Dahlgren seemed to hear that, too, and turned to face the other admiral. ‘Starfleet is still reeling from Frontier Day. Our ships lack personnel, especially experienced personnel. People have barely managed to avoid pointing at each other and yelling “Changeling,” let alone, “Borg.” If we set one foot wrong, we’re going to turn Frontier Day into the next Mars: a soul-wound so deep we do nothing but stare at a terrifying galaxy, reinforce and hide behind our borders, and look amongst ourselves for someone to blame. I will not bring any such recommendation to Fleet Admiral Ramar.’
Beckett worked his jaw. ‘We can’t do nothing.’
‘I’ve no intention of doing nothing. I intend to do the right thing.’ Dahlgren pulled out a PADD and began tapping at it. ‘We have to remember why we’re here.’
Now Beckett rolled his eyes. ‘Liam, I don’t need a lecture on Starfleet’s role to shepherd the heart of the Federation and -’
‘I’m not being insipid, Alex. I don’t mean Starfleet.’ At last, Dahlgren sounded frustrated. He flipped the PADD and extended it. ‘I mean, we have to remember why the Fourth Fleet is here.’
When Beckett reached for the PADD, it was as if he feared it might sting. ‘Directive Four.’
Lockhart waited for an explanation; freely given or by the context cues, she didn’t care.

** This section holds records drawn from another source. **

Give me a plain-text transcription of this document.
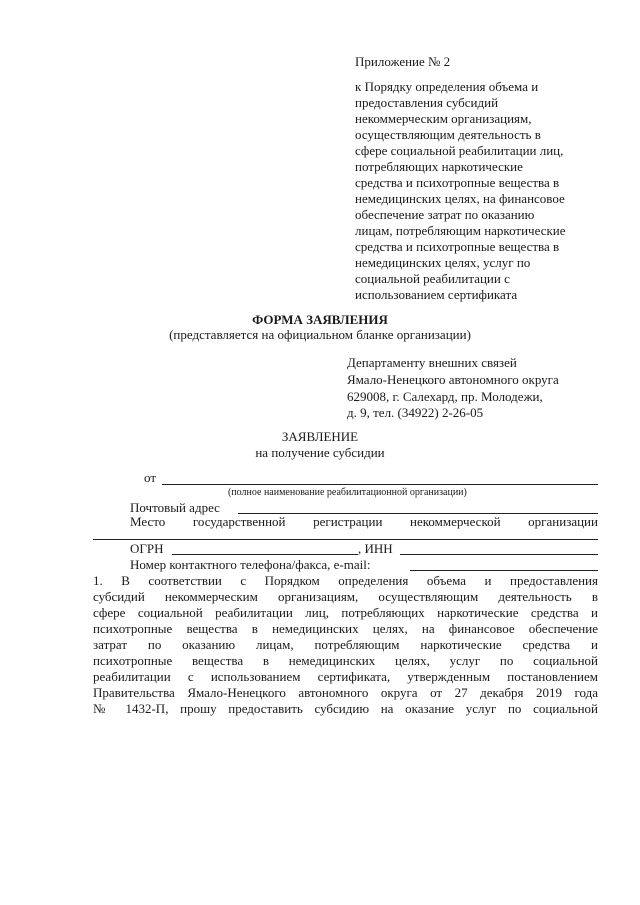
Приложение № 2
к Порядку определения объема и
предоставления субсидий
некоммерческим организациям,
осуществляющим деятельность в
сфере социальной реабилитации лиц,
потребляющих наркотические
средства и психотропные вещества в
немедицинских целях, на финансовое
обеспечение затрат по оказанию
лицам, потребляющим наркотические
средства и психотропные вещества в
немедицинских целях, услуг по
социальной реабилитации с
использованием сертификата
ФОРМА ЗАЯВЛЕНИЯ
(представляется на официальном бланке организации)
Департаменту внешних связей
Ямало-Ненецкого автономного округа
629008, г. Салехард, пр. Молодежи,
д. 9, тел. (34922) 2-26-05
ЗАЯВЛЕНИЕ
на получение субсидии
от
(полное наименование реабилитационной организации)
Почтовый адрес
Место государственной регистрации некоммерческой организации
ОГРН	, ИНН
Номер контактного телефона/факса, e-mail:
1. В соответствии с Порядком определения объема и предоставления
субсидий некоммерческим организациям, осуществляющим деятельность в
сфере социальной реабилитации лиц, потребляющих наркотические средства и
психотропные вещества в немедицинских целях, на финансовое обеспечение
затрат по оказанию лицам, потребляющим наркотические средства и
психотропные вещества в немедицинских целях, услуг по социальной
реабилитации с использованием сертификата, утвержденным постановлением
Правительства Ямало-Ненецкого автономного округа от 27 декабря 2019 года
№ 1432-П, прошу предоставить субсидию на оказание услуг по социальной
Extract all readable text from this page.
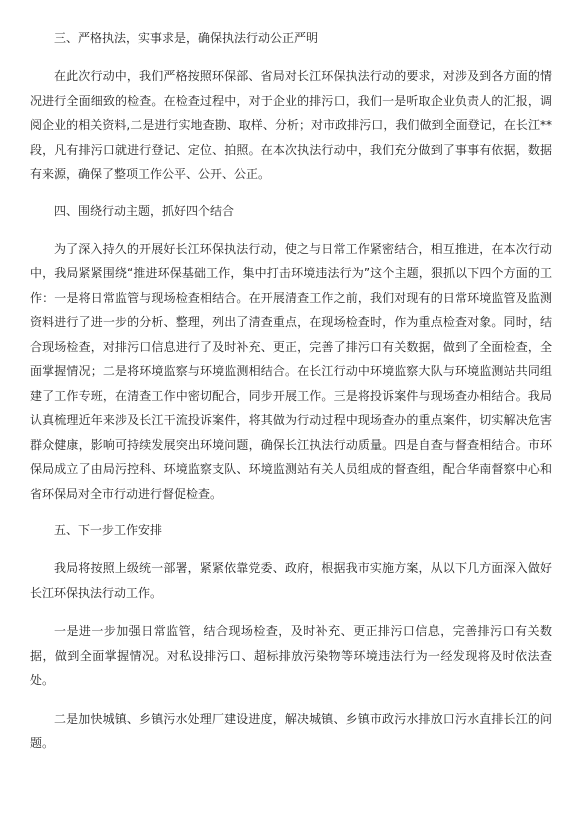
三、严格执法，实事求是，确保执法行动公正严明

在此次行动中，我们严格按照环保部、省局对长江环保执法行动的要求，对涉及到各方面的情况进行全面细致的检查。在检查过程中，对于企业的排污口，我们一是听取企业负责人的汇报，调阅企业的相关资料,二是进行实地查勘、取样、分析；对市政排污口，我们做到全面登记，在长江**段，凡有排污口就进行登记、定位、拍照。在本次执法行动中，我们充分做到了事事有依据，数据有来源，确保了整项工作公平、公开、公正。

四、围绕行动主题，抓好四个结合

为了深入持久的开展好长江环保执法行动，使之与日常工作紧密结合，相互推进，在本次行动中，我局紧紧围绕“推进环保基础工作，集中打击环境违法行为”这个主题，狠抓以下四个方面的工作：一是将日常监管与现场检查相结合。在开展清查工作之前，我们对现有的日常环境监管及监测资料进行了进一步的分析、整理，列出了清查重点，在现场检查时，作为重点检查对象。同时，结合现场检查，对排污口信息进行了及时补充、更正，完善了排污口有关数据，做到了全面检查，全面掌握情况；二是将环境监察与环境监测相结合。在长江行动中环境监察大队与环境监测站共同组建了工作专班，在清查工作中密切配合，同步开展工作。三是将投诉案件与现场查办相结合。我局认真梳理近年来涉及长江干流投诉案件，将其做为行动过程中现场查办的重点案件，切实解决危害群众健康，影响可持续发展突出环境问题，确保长江执法行动质量。四是自查与督查相结合。市环保局成立了由局污控科、环境监察支队、环境监测站有关人员组成的督查组，配合华南督察中心和省环保局对全市行动进行督促检查。

五、下一步工作安排

我局将按照上级统一部署，紧紧依靠党委、政府，根据我市实施方案，从以下几方面深入做好长江环保执法行动工作。

一是进一步加强日常监管，结合现场检查，及时补充、更正排污口信息，完善排污口有关数据，做到全面掌握情况。对私设排污口、超标排放污染物等环境违法行为一经发现将及时依法查处。

二是加快城镇、乡镇污水处理厂建设进度，解决城镇、乡镇市政污水排放口污水直排长江的问题。
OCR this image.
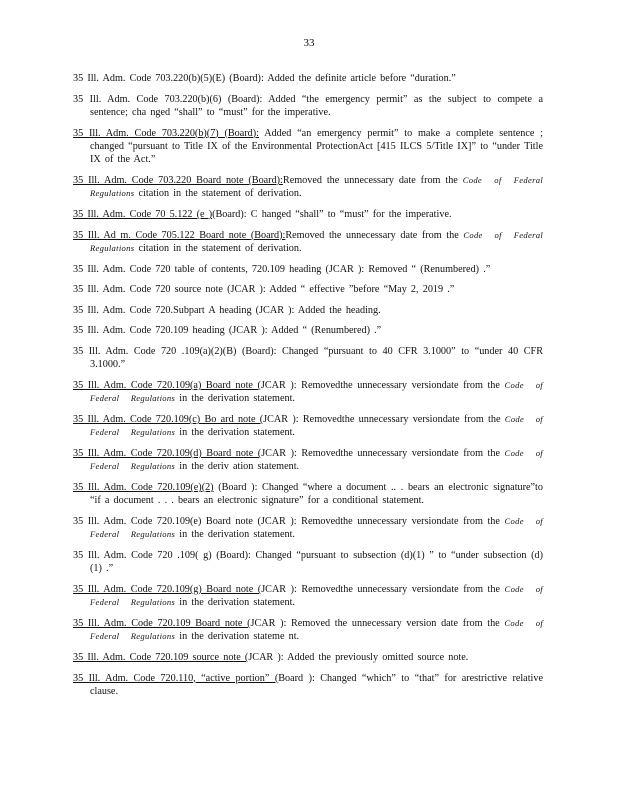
33
35 Ill. Adm. Code 703.220(b)(5)(E) (Board): Added the definite article before “duration.”
35 Ill. Adm. Code 703.220(b)(6) (Board): Added “the emergency permit” as the subject to compete a sentence; cha nged “shall” to “must” for the imperative.
35 Ill. Adm. Code 703.220(b)(7) (Board): Added “an emergency permit” to make a complete sentence ; changed “pursuant to Title IX of the Environmental ProtectionAct [415 ILCS 5/Title IX]” to “under Title IX of the Act.”
35 Ill. Adm. Code 703.220 Board note (Board):Removed the unnecessary date from the Code of Federal Regulations citation in the statement of derivation.
35 Ill. Adm. Code 70 5.122 (e )(Board): C hanged “shall” to “must” for the imperative.
35 Ill. Ad m. Code 705.122 Board note (Board):Removed the unnecessary date from the Code of Federal Regulations citation in the statement of derivation.
35 Ill. Adm. Code 720 table of contents, 720.109 heading (JCAR ): Removed “ (Renumbered) .”
35 Ill. Adm. Code 720 source note (JCAR ): Added “ effective ”before “May 2, 2019 .”
35 Ill. Adm. Code 720.Subpart A heading (JCAR ): Added the heading.
35 Ill. Adm. Code 720.109 heading (JCAR ): Added “ (Renumbered) .”
35 Ill. Adm. Code 720 .109(a)(2)(B) (Board): Changed “pursuant to 40 CFR 3.1000” to “under 40 CFR 3.1000.”
35 Ill. Adm. Code 720.109(a) Board note (JCAR ): Removedthe unnecessary versiondate from the Code of Federal Regulations in the derivation statement.
35 Ill. Adm. Code 720.109(c) Bo ard note (JCAR ): Removedthe unnecessary versiondate from the Code of Federal Regulations in the derivation statement.
35 Ill. Adm. Code 720.109(d) Board note (JCAR ): Removedthe unnecessary versiondate from the Code of Federal Regulations in the deriv ation statement.
35 Ill. Adm. Code 720.109(e)(2) (Board ): Changed “where a document .. . bears an electronic signature”to “if a document . . . bears an electronic signature” for a conditional statement.
35 Ill. Adm. Code 720.109(e) Board note (JCAR ): Removedthe unnecessary versiondate from the Code of Federal Regulations in the derivation statement.
35 Ill. Adm. Code 720 .109( g) (Board): Changed “pursuant to subsection (d)(1) ” to “under subsection (d)(1) .”
35 Ill. Adm. Code 720.109(g) Board note (JCAR ): Removedthe unnecessary versiondate from the Code of Federal Regulations in the derivation statement.
35 Ill. Adm. Code 720.109 Board note (JCAR ): Removed the unnecessary version date from the Code of Federal Regulations in the derivation stateme nt.
35 Ill. Adm. Code 720.109 source note (JCAR ): Added the previously omitted source note.
35 Ill. Adm. Code 720.110, “active portion” (Board ): Changed “which” to “that” for arestrictive relative clause.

But in the silence that followed, she found herself clearing her throat. ‘Directive Four, sirs?’
‘People think of the Fourth Fleet as forming for the Dominion War,’ said Beckett, straightening as he sobered. ‘That is incorrect. We were already formed by the war’s start.’
‘We’re not going out on a limb like in Deneb, stood alone against the darkness,’ said Dahlgren, eyes locked on Beckett. ‘We’re not acting in secrecy. The Collective is out there. But before Starfleet – the Federation – takes one wrong step, we get the true measure of this situation. That’s why we’re here, Alex. The Fourth Fleet was formed to face the Borg.’